Eine Verteidigung der Breite in der Bildung

Im Liberal Arts-Paradigma der tertiären Bildung wird von den Studenten erwartet, dass sie nicht nur materiell relevante Hauptfächer lernen, sondern auch eine Form des Kerncurriculums, einschließlich verschiedener Fächer in den Künsten, Geistes- und Naturwissenschaften. Umgekehrt lehnen praktisch orientierte Institutionen wie Handelsschulen (und in jüngerer Zeit Coding Boot Camps) diese Philosophie ab und konzentrieren sich stattdessen auf Fähigkeiten, die für die Belegschaft unmittelbar relevanter sind. In ähnlicher Weise absolvieren Studierende im Vereinigten Königreich und in anderen europäischen Ländern in der Regel fast ausschließlich Lehrveranstaltungen in ihrem Fachgebiet und machen ihren Abschluss in drei Jahren.

Zweifellos ist der pragmatischere Ansatz einer fokussierten Bildung nicht ohne Vorzüge. Dieser Ansatz kann es den Schülern entweder ermöglichen, in kürzerer Zeit dasselbe Material in ihrem Hauptfach zu lernen oder einen bestimmten Bereich eingehender zu studieren. Der Abschluss der Ausbildung kann die finanzielle Belastung durch die Bezahlung der Studiengebühren und die Opportunitätskosten für die Nichterwerbstätigkeit verringern (eine Belastung, die durch den Anstieg der Studiengebühren und der Gebühren, die die Inflation massiv übertreffen, noch verstärkt wird).
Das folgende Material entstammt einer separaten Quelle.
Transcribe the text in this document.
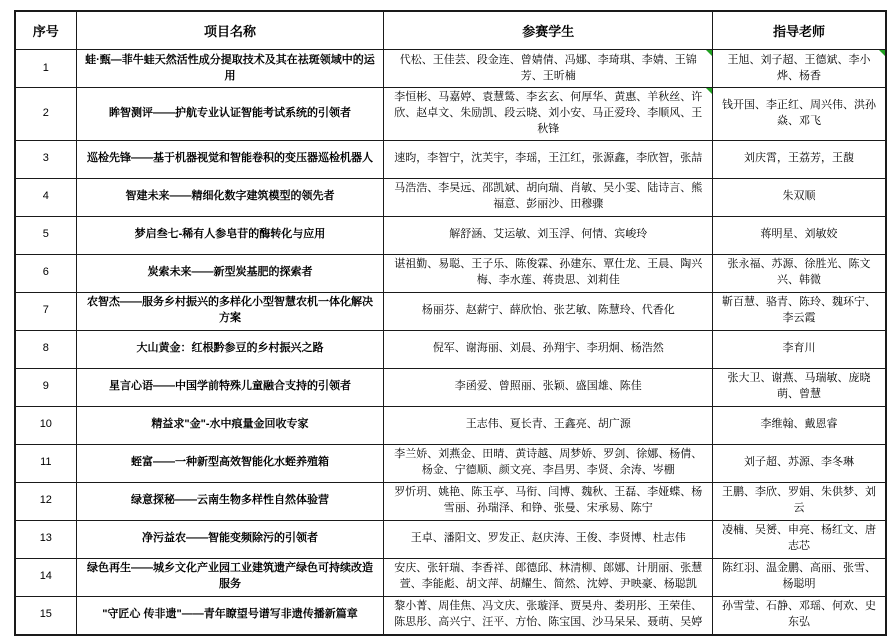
序号	项目名称	参赛学生	指导老师
1	蛙·甄—菲牛蛙天然活性成分提取技术及其在祛斑领域中的运用	代松、王佳芸、段金连、曾婧倩、冯娜、李琦琪、李婧、王锦芳、王昕楠	王旭、刘子超、王德斌、李小烨、杨香

2	眸智测评——护航专业认证智能考试系统的引领者	李恒彬、马嘉婷、袁慧鸶、李玄玄、何厚华、黄惠、羊秋丝、许欣、赵卓文、朱励凯、段云晓、刘小安、马正爱玲、李顺风、王秋锋	钱开国、李正红、周兴伟、洪孙焱、邓飞
3	巡检先锋——基于机器视觉和智能卷积的变压器巡检机器人	速昀，李智宁，沈芙宇，李瑶，王江红，张源鑫，李欣智，张喆	刘庆霄，王荔芳，王馥
4	智建未来——精细化数字建筑模型的领先者	马浩浩、李昊远、邵凯斌、胡向瑞、肖敏、吴小雯、陆诗言、熊福意、彭丽沙、田穆骤	朱双顺
5	梦启叁七-稀有人参皂苷的酶转化与应用	解舒涵、艾运敏、刘玉浮、何情、宾峻玲	蒋明星、刘敏姣
6	炭索未来——新型炭基肥的探索者	谌祖勤、易聪、王子乐、陈俊霖、孙建东、覃仕龙、王晨、陶兴梅、李水莲、蒋贵思、刘莉佳	张永福、苏源、徐胜光、陈文兴、韩微
7	农智杰——服务乡村振兴的多样化小型智慧农机一体化解决方案	杨丽芬、赵薪宁、薛欣怡、张艺敏、陈慧玲、代香化	靳百慧、骆青、陈玲、魏环宁、李云霞
8	大山黄金：红根黔参豆的乡村振兴之路	倪军、谢海丽、刘晨、孙翔宇、李玥炯、杨浩然	李育川
9	星言心语——中国学前特殊儿童融合支持的引领者	李函爱、曾照丽、张颖、盛国雄、陈佳	张大卫、谢燕、马瑞敏、庞晓萌、曾慧
10	精益求"金"-水中痕量金回收专家	王志伟、夏长青、王鑫亮、胡广源	李维翰、戴恩睿
11	蛭富——一种新型高效智能化水蛭养殖箱	李兰娇、刘燕金、田晴、黄诗越、周梦娇、罗剑、徐娜、杨倩、杨金、宁德顺、颜文亮、李昌男、李贤、余涛、岑棚	刘子超、苏源、李冬琳
12	绿意探秘——云南生物多样性自然体验营	罗忻玥、姚艳、陈玉亭、马衔、闫博、魏秋、王磊、李娅蝶、杨雪丽、孙瑞泽、和铮、张曼、宋承易、陈宁	王鹏、李欣、罗娟、朱供梦、刘云
13	净污益农——智能变频除污的引领者	王卓、潘阳文、罗发正、赵庆涛、王俊、李贤博、杜志伟	凌楠、吴赟、申亮、杨红文、唐志芯
14	绿色再生——城乡文化产业园工业建筑遗产绿色可持续改造服务	安庆、张轩瑞、李香祥、郎德邱、林清柳、郎娜、计朋丽、张慧萱、李能彪、胡文萍、胡耀生、简然、沈婷、尹映豪、杨聪凯	陈红羽、温金鹏、高丽、张雪、杨聪明
15	"守匠心 传非遗"——青年瞭望号谱写非遗传播新篇章	黎小菁、周佳焦、冯文庆、张璇泽、贾昊舟、娄玥彤、王荣佳、陈思彤、高兴宁、汪平、方怡、陈宝国、沙马呆呆、聂萌、吴婷	孙雪莹、石静、邓瑶、何欢、史东弘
Trotz der oft wiederholten Behauptung, dass allgemeine Anforderungen „nutzlos“ sind, sind sie alles andere als. Zum Beispiel arbeiten viele moderne technologische Innovatoren an der Schnittstelle von Technologie und Kunst. Um eine attraktive und funktionale Website oder Benutzeroberfläche zu entwerfen, müssen die harten Fähigkeiten des Software-Engineerings nahtlos mit den künstlerischen Fähigkeiten der Grafikdesigner und der Kreativität der Inhaltsersteller in Einklang stehen. In kleinen Unternehmen und Startups muss eine kleine Gruppe oder sogar eine Person jedes dieser Elemente beherrschen. Selbst in größeren Betrieben kann eine effektive Kommunikation zwischen Teams das Geschäft beeinflussen oder beeinträchtigen. Menschen, die in solchen Umgebungen arbeiten, sollten sicherlich stark von einer breiten Ausbildung profitieren.
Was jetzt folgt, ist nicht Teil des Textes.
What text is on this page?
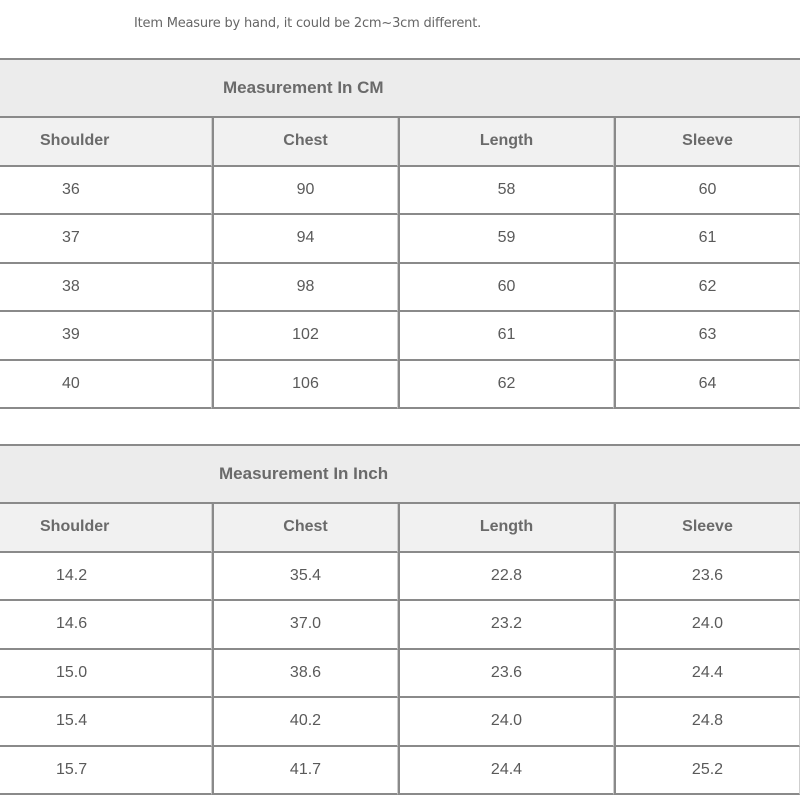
Item Measure by hand, it could be 2cm~3cm different.
Measurement In CM
Shoulder	Chest	Length	Sleeve
36	90	58	60
37	94	59	61
38	98	60	62
39	102	61	63
40	106	62	64
Measurement In Inch
Shoulder	Chest	Length	Sleeve
14.2	35.4	22.8	23.6
14.6	37.0	23.2	24.0
15.0	38.6	23.6	24.4
15.4	40.2	24.0	24.8
15.7	41.7	24.4	25.2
Darüber hinaus finden in der akademischen Welt Fortschrittsinnovationen häufig an unerwarteten Schnittpunkten von Disziplinen statt. Diejenigen, die eine fundierte Ausbildung in scheinbar nicht verwandten Bereichen hatten, entdecken oft subtile Verbindungen zwischen ihnen. Die Algorithmen zur Verarbeitung natürlicher Sprache von Sprachassistentendiensten wie Siri und Alexa basieren stark auf Linguistik, Gehirn- und Kognitionswissenschaft sowie Informatik. Das Entwerfen von Gebäuden beruht auf einer effektiven Zusammenarbeit zwischen Bauingenieuren und Architektur. Soziale Netzwerke wie Facebook nutzen die Psychologie und um die Bedürfnisse ihrer Benutzer besser zu verstehen, um ein profitableres (und süchtig machendes) Produkt zu entwickeln. Warum lehnen so viele die offensichtliche Bedeutung einer breiten Bildung ab?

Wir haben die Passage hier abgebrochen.